FC Mix tube at RT had greater uric acid decay compared to the FC Mix tube in ice-water during the first 15 min but thereafter there was no difference in the rate of decay (tubes 2 and 3 in Figure 2). The tube at 4°C was prepared and mixed first after spiking the pool with rasburicase and the difference between the tubes may indicate the continued uric acid decay whilst the FC Mix tube at RT was prepared and mixed rather than an additional effect of temperature. This is substantiated by the third FC Mix tube where NaF-EDTA-citrate powder was dissolved in serum before spiking with rasburicase and had least uric acid decay despite storage at RT (tube 1 in Figure 2). Uric acid results in neither of the three FC Mix tubes changed greater than the RCV (20.2%) up to 18 h and the results in the FC Mix tube with pre-dissolved powder were within 3% of the control till 4 h and within 10% at 18 h.

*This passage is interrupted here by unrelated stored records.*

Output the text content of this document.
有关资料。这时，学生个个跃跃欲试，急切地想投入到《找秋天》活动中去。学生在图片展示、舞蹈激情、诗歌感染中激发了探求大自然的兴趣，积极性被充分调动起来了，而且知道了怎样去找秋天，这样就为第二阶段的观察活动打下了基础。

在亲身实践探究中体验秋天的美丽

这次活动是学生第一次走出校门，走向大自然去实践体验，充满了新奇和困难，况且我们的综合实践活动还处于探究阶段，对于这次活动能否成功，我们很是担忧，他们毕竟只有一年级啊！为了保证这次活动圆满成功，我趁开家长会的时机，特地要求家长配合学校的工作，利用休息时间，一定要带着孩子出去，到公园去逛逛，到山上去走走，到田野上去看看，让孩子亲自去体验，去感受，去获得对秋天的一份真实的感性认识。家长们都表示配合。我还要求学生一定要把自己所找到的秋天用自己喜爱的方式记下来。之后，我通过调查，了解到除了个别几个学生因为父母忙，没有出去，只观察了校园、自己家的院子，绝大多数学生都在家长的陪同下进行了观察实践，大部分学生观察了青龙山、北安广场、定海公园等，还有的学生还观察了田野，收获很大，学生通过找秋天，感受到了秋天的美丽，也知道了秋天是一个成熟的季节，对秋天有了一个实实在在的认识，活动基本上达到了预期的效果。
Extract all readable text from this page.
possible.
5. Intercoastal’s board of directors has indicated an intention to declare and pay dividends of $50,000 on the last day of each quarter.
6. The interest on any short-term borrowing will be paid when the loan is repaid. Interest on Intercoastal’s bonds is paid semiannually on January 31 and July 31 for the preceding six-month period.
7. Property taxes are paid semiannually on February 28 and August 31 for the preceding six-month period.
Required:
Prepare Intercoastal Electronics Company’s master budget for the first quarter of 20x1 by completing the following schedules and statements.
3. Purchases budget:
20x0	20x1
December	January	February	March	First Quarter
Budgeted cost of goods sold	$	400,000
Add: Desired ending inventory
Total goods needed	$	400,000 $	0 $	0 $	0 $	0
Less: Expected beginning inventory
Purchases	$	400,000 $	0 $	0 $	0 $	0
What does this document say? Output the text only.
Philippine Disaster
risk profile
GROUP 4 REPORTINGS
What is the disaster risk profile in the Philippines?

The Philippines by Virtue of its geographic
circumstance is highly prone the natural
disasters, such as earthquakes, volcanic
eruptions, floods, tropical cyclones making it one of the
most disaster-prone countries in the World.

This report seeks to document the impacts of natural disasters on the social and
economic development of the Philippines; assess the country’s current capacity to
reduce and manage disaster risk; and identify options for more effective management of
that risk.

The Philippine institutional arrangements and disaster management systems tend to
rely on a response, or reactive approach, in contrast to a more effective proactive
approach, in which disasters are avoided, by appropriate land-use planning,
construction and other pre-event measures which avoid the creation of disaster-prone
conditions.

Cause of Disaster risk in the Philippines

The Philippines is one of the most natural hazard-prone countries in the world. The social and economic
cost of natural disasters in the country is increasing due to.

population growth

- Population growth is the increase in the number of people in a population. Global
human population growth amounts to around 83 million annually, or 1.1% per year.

Although NaF-EDTA-citrate mixture arrests uricolysis, it could haemolyse erythrocytes.^9,10 The incidence, however, of haemolysis with NaF-EDTA-citrate powder mixture tubes is low. In a study using NaF-EDTA-citrate powdered mixture tube from Terumo Corp., free haemoglobin was >2.0 g/L in only 1% of tubes. ¹⁰ Haemolysis with free haemoglobin up to 5 g/L does not significantly affect uric acid.^16,17 Haemolysis in NaF-EDTA-citrate powdered mix tube is believed to be mainly due to the exposure of a small volume of blood to a high concentration of the powdered contents as a result of improper mixing ⁹ and maybe mitigated by gentle and thorough mixing. Some sample tube manufacturers provide NaF-EDTA-citrate tubes containing a liquid buffer mixture, S-Monovette® GlucoEXACT from Sarstedt, for example, which may be better than tubes containing powdered mixture by achieving earlier inactivation of rasburicase and perhaps less haemolysis due to more rapid mixing; this, however, requires further study. FC Mix sample with pre-dissolved powder in our study represents this scenario. Liquid NaF-EDTA-citrate tubes require a correction factor to compensate for sample dilution and, therefore, require accurate sample tube filling for reproducible results.^9,18

In summary, the NaF-EDTA-citrate mixture almost completely arrested rasburicase mediated ex vivo uricolysis without the need for cooling. We suggest the NaF-EDTA-citrate mix tube offers an easily implementable pragmatic solution for the accurate measurement of uric acid in patients administered rasburicase. A further study comparing the NaF-EDTA-citrate tubes with the existing practice of uric acid measurement in patients administered rasburicase is required to assess if the accurate uric acid measurement has any impact on rasburicase dosage decisions.